Я не мог ничего посоветовать, не смел даже утешать его, поскольку он тут же набросится на меня зверем — в этом я не сомневался: и в тяжкий и в радостный час нелегко было найти подходящее для Аугустаса слово. Сейчас он казался таким одиноким и осунувшимся, что я невольно посмотрел на стену. Стена была большая и голая, а в самом центре ее — потрескавшаяся, почерневшая деревянная статуя Христа, вырезанная каким-то народным мастером еще в прошлом веке и долгие десятилетия кричавшая с придорожного креста об одиночестве и скорби человека. «Это мой портрет», — как-то буркнул Аугустас Ругянис.
Через минуту я обмолвился:
— Для меня очень важно, Аугустас, как ты к этому отнесешься. Когда-то в институте я посещал и скульптуру, сейчас опять пробую. Хочу всерьез испытать силы.
Проговорил я это торопливо, опасаясь, что Аугустас меня прервет, но он выслушал до конца, насупив лоб.
— Не силы испытывай, а всего себя скульптуре отдай.
— Ты серьезно, Аугустас? — по-детски обрадовался я. — А я все боюсь…
— Для художника главное — посметь! Посметь сказать свое слово! Голову расшиби, но посмей!.. Думаешь, я сказал что-то новое? Это же старая истина, старая, как и вся история искусства. Нам частенько удобнее бывает положить подушку да на нее сесть. Не только лоб, но и задницу бережем, Йотаута, вот оно как.
Мы толковали долго, опорожнили и одну и другую бутылку вина, захотели есть, и я предложил пойти ко мне — Дагна угостит.
— Люблю тебя, Йотаута, — Аугустас обнял меня за плечи, по-медвежьи стиснул ручищами. — Твоя Дагна… — и замолчал.
В ту ночь мы допоздна засиделись в моем кабинете и до того наугощались, что до самого утра друг друга провожали домой.

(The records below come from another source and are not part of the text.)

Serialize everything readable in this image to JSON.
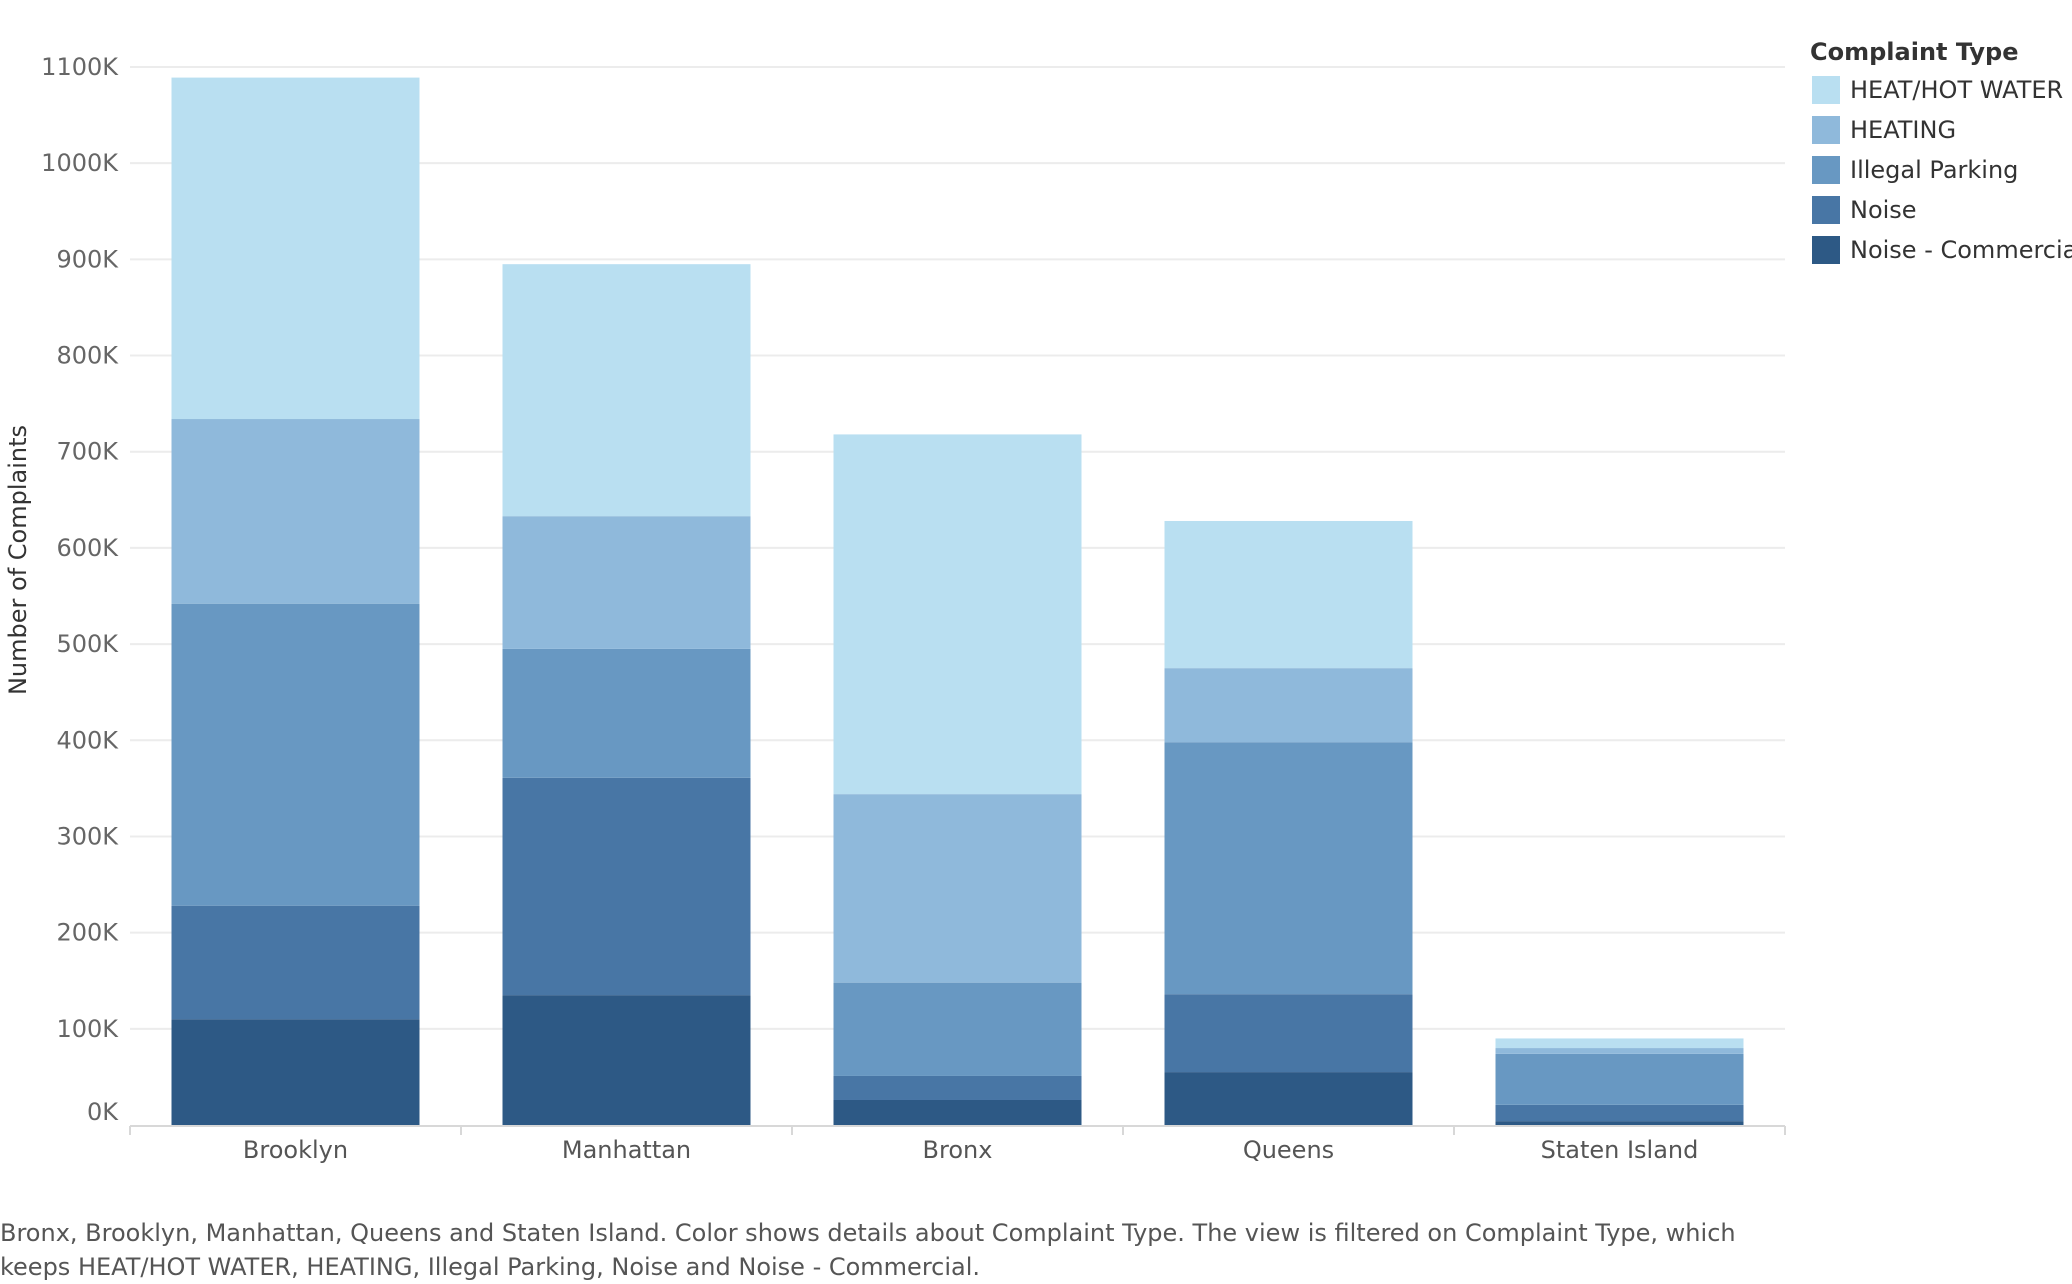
{
  "chart_data": {
    "type": "bar",
    "stacked": true,
    "categories": [
      "Brooklyn",
      "Manhattan",
      "Bronx",
      "Queens",
      "Staten Island"
    ],
    "series": [
      {
        "name": "Noise - Commercial",
        "color": "#2d5985",
        "values": [
          110000,
          135000,
          26000,
          55000,
          4000
        ]
      },
      {
        "name": "Noise",
        "color": "#4876a5",
        "values": [
          118000,
          226000,
          25000,
          81000,
          17000
        ]
      },
      {
        "name": "Illegal Parking",
        "color": "#6898c2",
        "values": [
          314000,
          134000,
          97000,
          262000,
          53000
        ]
      },
      {
        "name": "HEATING",
        "color": "#8fb9db",
        "values": [
          192000,
          138000,
          196000,
          77000,
          6000
        ]
      },
      {
        "name": "HEAT/HOT WATER",
        "color": "#b9dff1",
        "values": [
          355000,
          262000,
          374000,
          153000,
          10000
        ]
      }
    ],
    "ylabel": "Number of Complaints",
    "xlabel": "",
    "ylim": [
      0,
      1100000
    ],
    "yticks": [
      0,
      100000,
      200000,
      300000,
      400000,
      500000,
      600000,
      700000,
      800000,
      900000,
      1000000,
      1100000
    ],
    "ytick_labels": [
      "0K",
      "100K",
      "200K",
      "300K",
      "400K",
      "500K",
      "600K",
      "700K",
      "800K",
      "900K",
      "1000K",
      "1100K"
    ],
    "legend": {
      "title": "Complaint Type",
      "position": "top-right",
      "entries": [
        "HEAT/HOT WATER",
        "HEATING",
        "Illegal Parking",
        "Noise",
        "Noise - Commercial"
      ]
    },
    "grid": true
  },
  "caption": "Bronx, Brooklyn, Manhattan, Queens and Staten Island.  Color shows details about Complaint Type. The view is filtered on Complaint Type, which keeps HEAT/HOT WATER, HEATING, Illegal Parking, Noise and Noise - Commercial."
}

А три года спустя… Конечно, долгими были эти годы, и я все настойчивее брался за скульптуру (правда, Дагна не одобряла меня, ей казалось, что я просто-напросто мечусь), уже вылепил довольно выразительную (так мне казалось) голову старика, бюст юноши. Аугустас отозвался одобрительно. Я обрадовался и наконец поделился с ним своей мечтой.
— У меня идея, Аугустас.
— Валяй.
— О выставке думаю.
— Если будешь чесать такими темпами, через год-другой, спору нет, будет что показать.
— Ты думаешь?
— Только брось свое рисование. Не мелочись. Это не для тебя.
Бывало, я ночи напролет просиживал в мастерской. До одури лепил, будто горшки, все новые фигуры — и отдельные, и группы. Аугустас вообще-то скуп был на доброе слово — никого не награждал комплиментами, я это знал, но уже по тому, как он шибал меня ручищей по плечу, чувствовал: одобряет. Шесть своих работ я предложил на республиканскую выставку. Ни одна не прошла. Эту весть принес мне Альбертас Бакис. Я не поверил. Ей-богу, я не мог поверить.